The board is 6x6 by size. The spaces contain 6 each of 6 animals (red armadillos, orange badgers, yellow cougars, green deer, blue elephants, and violet foxes), distributed randomly. One player plays with black tokens, the other white tokens; a randomly-chosen player starts.

Player's turn

  • In a player's turn, a player must do one of three things:
    • • Place a token of your colour (on a space with or without an animal, but without a token already).
    • • Release three consecutive animals, on spaces with or without tokens, in a horizontal, vertical, or diagonal line, removing them from the board.
    • • Release all the animals of one type (for example, all of the foxes), on spaces with or without tokens, removing them from the board.
  • After performing one of these three actions, the turn passes to the opponent.

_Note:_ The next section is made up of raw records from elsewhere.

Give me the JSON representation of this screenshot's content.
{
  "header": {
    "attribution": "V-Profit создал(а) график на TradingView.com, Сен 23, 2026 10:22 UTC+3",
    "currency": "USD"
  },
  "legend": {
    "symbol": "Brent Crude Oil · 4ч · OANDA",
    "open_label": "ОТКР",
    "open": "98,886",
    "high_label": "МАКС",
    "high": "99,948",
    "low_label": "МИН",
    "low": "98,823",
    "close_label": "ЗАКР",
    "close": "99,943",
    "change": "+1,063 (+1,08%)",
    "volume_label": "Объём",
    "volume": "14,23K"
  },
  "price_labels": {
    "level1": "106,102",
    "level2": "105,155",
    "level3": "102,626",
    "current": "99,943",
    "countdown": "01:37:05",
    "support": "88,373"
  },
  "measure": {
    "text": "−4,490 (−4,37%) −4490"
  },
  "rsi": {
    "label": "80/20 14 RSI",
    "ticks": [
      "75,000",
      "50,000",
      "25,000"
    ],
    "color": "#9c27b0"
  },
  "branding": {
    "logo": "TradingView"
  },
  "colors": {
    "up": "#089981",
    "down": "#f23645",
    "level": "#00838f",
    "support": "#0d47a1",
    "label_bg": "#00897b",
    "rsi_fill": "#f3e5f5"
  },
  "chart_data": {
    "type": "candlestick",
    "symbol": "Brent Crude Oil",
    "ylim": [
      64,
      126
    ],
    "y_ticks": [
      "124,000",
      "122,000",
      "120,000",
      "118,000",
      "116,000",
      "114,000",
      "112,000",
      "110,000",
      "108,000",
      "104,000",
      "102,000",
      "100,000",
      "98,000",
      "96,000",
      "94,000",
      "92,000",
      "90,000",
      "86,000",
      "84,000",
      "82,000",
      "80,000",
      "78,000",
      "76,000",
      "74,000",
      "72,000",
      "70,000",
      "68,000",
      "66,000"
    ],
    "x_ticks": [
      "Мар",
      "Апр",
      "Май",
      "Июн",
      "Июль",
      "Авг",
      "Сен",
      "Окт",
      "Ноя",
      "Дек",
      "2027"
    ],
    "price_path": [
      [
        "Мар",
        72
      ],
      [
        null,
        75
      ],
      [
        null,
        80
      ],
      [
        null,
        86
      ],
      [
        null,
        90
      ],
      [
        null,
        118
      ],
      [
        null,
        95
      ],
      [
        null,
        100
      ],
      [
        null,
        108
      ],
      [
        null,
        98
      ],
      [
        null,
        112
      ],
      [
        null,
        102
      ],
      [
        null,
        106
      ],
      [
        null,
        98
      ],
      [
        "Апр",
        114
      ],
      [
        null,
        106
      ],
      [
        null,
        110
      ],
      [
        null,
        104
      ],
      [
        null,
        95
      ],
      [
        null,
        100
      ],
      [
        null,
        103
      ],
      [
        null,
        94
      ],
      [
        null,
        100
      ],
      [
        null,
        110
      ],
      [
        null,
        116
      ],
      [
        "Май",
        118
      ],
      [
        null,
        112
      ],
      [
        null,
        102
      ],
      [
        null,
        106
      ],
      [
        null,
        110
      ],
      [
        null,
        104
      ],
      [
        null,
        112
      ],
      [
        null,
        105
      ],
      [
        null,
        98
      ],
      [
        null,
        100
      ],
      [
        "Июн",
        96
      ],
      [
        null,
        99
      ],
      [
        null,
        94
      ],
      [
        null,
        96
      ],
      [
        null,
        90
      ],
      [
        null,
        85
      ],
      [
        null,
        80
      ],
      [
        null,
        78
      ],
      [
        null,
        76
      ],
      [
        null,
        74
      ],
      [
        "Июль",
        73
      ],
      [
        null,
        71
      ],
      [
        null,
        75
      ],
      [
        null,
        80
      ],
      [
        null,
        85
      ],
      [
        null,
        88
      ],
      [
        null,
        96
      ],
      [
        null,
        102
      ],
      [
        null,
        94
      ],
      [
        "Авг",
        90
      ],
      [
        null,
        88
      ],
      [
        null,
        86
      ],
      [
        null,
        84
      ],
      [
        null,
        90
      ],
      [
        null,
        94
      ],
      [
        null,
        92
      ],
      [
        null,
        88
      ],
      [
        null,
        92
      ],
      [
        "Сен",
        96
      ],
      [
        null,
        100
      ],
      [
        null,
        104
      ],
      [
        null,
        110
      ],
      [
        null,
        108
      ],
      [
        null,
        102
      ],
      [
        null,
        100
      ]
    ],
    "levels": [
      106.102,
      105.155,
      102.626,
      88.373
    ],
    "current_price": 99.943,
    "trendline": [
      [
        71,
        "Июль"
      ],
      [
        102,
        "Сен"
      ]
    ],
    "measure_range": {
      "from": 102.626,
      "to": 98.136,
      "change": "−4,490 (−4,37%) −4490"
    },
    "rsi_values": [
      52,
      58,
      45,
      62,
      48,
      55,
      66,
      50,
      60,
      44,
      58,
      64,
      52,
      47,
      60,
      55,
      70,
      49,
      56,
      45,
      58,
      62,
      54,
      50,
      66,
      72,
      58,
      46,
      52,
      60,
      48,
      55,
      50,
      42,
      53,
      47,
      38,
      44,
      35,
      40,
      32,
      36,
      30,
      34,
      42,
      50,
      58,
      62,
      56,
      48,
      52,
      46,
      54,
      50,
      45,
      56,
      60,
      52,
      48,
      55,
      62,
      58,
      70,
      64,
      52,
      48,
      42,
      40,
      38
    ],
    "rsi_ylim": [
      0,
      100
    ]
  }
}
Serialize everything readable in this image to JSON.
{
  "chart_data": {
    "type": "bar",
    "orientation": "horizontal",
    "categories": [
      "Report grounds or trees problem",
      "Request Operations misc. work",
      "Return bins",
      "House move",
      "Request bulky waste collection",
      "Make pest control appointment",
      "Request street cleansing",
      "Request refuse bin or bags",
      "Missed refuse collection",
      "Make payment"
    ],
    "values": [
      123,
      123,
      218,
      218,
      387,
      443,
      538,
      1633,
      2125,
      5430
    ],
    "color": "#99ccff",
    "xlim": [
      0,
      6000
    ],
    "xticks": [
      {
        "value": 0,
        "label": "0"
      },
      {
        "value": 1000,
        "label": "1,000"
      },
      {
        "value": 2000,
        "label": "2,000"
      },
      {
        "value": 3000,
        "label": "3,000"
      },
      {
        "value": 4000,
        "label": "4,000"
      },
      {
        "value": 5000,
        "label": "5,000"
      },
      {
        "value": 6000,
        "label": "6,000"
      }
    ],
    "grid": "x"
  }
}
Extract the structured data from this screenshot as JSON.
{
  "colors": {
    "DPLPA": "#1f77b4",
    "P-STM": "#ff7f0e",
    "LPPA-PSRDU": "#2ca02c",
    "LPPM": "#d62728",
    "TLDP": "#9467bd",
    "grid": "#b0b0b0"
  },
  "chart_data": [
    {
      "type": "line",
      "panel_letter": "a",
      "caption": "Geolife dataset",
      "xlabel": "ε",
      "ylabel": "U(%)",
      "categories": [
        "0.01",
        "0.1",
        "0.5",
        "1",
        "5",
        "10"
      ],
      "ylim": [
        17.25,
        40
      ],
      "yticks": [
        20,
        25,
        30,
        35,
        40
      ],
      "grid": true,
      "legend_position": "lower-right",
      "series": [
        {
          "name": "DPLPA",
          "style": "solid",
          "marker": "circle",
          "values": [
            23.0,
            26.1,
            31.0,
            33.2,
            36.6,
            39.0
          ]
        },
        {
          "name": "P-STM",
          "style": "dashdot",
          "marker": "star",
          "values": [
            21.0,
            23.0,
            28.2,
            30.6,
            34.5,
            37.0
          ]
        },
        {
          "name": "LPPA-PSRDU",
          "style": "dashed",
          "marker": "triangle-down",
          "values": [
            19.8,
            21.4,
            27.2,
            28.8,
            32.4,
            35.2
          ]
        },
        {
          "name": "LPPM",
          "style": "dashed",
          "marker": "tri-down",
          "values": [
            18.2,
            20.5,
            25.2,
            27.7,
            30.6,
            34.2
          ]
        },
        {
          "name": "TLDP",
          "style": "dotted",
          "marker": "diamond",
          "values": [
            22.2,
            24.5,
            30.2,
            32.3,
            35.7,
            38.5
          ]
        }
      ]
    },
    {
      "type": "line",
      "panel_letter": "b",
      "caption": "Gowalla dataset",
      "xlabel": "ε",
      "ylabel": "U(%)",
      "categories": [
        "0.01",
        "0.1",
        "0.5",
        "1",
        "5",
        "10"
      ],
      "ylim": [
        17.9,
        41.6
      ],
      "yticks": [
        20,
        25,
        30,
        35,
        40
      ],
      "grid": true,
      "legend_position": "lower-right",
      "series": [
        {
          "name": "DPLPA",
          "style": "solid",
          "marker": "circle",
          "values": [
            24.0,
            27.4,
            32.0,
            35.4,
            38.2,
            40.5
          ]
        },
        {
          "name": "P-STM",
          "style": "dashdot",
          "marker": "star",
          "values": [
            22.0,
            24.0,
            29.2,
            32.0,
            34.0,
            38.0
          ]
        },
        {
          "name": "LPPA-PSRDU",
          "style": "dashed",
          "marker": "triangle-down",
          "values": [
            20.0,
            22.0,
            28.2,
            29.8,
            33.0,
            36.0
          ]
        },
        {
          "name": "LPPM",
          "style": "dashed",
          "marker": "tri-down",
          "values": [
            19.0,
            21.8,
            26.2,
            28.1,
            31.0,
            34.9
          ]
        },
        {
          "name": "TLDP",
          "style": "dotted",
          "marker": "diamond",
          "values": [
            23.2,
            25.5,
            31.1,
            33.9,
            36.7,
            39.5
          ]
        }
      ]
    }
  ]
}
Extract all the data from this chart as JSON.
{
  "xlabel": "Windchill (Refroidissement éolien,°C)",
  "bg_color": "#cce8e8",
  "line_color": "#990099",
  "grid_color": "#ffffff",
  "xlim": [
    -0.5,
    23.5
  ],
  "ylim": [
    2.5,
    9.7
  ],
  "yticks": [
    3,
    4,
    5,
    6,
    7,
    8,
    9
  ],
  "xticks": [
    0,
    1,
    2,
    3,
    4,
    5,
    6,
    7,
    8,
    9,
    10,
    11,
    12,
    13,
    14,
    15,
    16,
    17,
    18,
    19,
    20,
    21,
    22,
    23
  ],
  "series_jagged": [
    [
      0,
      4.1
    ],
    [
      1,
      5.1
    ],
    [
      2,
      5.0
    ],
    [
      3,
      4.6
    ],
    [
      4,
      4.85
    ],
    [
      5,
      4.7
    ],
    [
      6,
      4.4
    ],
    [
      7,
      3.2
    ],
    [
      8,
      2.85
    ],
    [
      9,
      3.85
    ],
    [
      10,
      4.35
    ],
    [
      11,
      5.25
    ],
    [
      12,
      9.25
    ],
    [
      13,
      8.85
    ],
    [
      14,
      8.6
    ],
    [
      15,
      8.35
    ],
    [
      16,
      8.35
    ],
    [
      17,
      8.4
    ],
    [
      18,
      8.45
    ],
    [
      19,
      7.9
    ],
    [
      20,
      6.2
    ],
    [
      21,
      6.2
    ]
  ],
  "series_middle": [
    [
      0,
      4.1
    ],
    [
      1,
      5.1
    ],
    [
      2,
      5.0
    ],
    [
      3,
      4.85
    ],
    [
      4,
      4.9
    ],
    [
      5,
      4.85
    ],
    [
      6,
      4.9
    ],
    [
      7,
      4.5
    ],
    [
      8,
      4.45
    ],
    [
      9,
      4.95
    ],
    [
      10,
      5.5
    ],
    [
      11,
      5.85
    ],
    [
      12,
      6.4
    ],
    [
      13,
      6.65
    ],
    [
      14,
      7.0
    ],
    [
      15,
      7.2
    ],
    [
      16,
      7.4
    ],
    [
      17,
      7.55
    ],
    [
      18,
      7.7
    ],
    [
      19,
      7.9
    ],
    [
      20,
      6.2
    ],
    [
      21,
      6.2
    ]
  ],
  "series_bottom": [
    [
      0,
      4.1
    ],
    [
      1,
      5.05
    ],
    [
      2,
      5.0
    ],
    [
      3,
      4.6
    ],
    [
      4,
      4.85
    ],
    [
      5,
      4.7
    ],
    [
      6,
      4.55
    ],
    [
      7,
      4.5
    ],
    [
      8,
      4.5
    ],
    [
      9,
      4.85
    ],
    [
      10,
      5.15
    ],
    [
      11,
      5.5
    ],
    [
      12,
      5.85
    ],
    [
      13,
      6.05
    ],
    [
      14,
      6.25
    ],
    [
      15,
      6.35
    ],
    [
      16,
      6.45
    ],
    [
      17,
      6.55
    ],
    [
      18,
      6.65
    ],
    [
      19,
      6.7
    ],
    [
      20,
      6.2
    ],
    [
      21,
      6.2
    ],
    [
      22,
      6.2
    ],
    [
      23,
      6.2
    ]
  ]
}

The first turn and the swap rule

  • On the first turn, the first player must play a token.
  • The second player then has the option, for the first turn only, of switching that token with one of their own.

End of the game

  • The game ends when one of the following happens:
    • • A player has tokens on three consecutive spaces in a horizontal, vertical, or diagonal row, at least one of which still contains an animal, and loses.
    • • A player has tokens on three consecutive spaces in a horizontal, vertical, or diagonal row, none of which have animals, and wins. (If you fulfil the winning condition and the losing condition at the same time, you still lose.)
    • • One player plays all 18 of their tokens (without making a winning or a losing formation): the game ends in a draw.